Why aren’t people receiving the help when it’s been stated so simply and directly that all you need to do is to say ‘I am yours’. The reason is this is a ‘formal’ thing which most people try to effect informally. A thought is no prayer. A thought is no remembrance either. These are wishful phantoms at best, passing things of the restless mind, they need no coordination of the mind or will. It’s only when the affirmation ‘I am yours’ is done purposefully, consciously, with awareness, that it sticks.

‘I am yours’. To say this once is also not enough though the promise says even if you say ‘I am yours’ once. There are two reasons for that. First, that quality of saying it once whole-heartedly is absent, and we could hope to get there by repeatedly affirming ‘I am yours’, understanding deeply in our being what it means to say that, what are its true implications, what are we laying at stake etc.
‘I am yours’, this is not a sentiment alone; it is a commitment, a life-level decision. Unless it comes shaking the core of our being and truly sending a shock wave of having lost the ownership, it is but a hollow utterance, mere lip service.

Second reason for why once is not enough is that ‘I am yours’ in the beginning may be a gesture of helplessness and self-negation, and a handing over of sorts. But once we are handed over to the Almighty, does the business of surrender get over? On the contrary. A Lord’s owned one enjoys being owned. He or she feels even greater urge to say ‘I am yours’ now. Just like a person in love is never satisfied having declared ‘I love you’ once.

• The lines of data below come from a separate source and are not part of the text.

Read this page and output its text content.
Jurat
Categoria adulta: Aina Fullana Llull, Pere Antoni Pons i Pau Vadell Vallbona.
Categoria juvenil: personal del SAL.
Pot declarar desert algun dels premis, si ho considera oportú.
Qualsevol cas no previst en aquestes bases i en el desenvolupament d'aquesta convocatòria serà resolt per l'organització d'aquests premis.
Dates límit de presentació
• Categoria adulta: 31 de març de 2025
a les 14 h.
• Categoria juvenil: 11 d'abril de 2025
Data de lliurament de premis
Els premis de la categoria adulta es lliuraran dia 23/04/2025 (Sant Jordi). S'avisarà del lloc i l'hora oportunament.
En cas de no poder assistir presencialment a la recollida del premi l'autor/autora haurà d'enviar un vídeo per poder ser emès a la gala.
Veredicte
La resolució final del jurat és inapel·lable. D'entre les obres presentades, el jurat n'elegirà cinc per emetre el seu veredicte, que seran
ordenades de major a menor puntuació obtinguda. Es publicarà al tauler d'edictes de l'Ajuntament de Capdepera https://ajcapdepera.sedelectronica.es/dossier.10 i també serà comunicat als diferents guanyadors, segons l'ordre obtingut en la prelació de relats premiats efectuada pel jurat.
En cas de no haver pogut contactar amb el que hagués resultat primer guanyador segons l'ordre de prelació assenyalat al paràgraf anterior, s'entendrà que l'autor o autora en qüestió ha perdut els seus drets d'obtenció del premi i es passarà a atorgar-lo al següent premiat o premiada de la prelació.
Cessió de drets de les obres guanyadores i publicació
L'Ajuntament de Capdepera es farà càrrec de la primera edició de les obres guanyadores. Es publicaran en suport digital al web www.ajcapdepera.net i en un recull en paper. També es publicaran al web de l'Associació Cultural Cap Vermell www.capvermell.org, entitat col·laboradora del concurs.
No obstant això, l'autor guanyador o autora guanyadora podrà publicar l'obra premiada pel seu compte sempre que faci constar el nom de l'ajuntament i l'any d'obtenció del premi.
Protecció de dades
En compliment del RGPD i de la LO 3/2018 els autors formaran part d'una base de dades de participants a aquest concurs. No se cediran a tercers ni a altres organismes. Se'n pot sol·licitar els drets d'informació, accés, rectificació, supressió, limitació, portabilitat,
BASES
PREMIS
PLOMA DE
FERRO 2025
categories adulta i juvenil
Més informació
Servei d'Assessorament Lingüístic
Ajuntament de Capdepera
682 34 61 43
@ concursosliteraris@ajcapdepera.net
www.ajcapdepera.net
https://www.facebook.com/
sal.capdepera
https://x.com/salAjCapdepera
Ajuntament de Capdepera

We often experience a moment of spiritual gravity. Sometimes just folding hands in namaskara to Gods in the alcove, when the awareness becomes intense in the sadhak’s heart, this act, the simple gesture is filled with great meaning. The namaskara act becomes heavy and powerful and sadhaka feels he can actually pour himself out in surrender and feel a sense of simultaneous reciprocation in his folding of the hands before the deity. His hands start shaking, they eyes are filled with tears. Why does this not happen on many occasions before, why does it not happen daily?
Once again the same age old maxim: Do it mindfully and the smallest act will become profound answers this predicament. We are being carried by the ritual and we are perhaps not stopping to fuel the ritual with its meaning, with our mindfulness. The moment we start living out the meaning, the power is ours.

When we truly mean it, we remember to remember, like a person of great will power, tells himself that I will wake up at 4 in the morning and the body wakes up.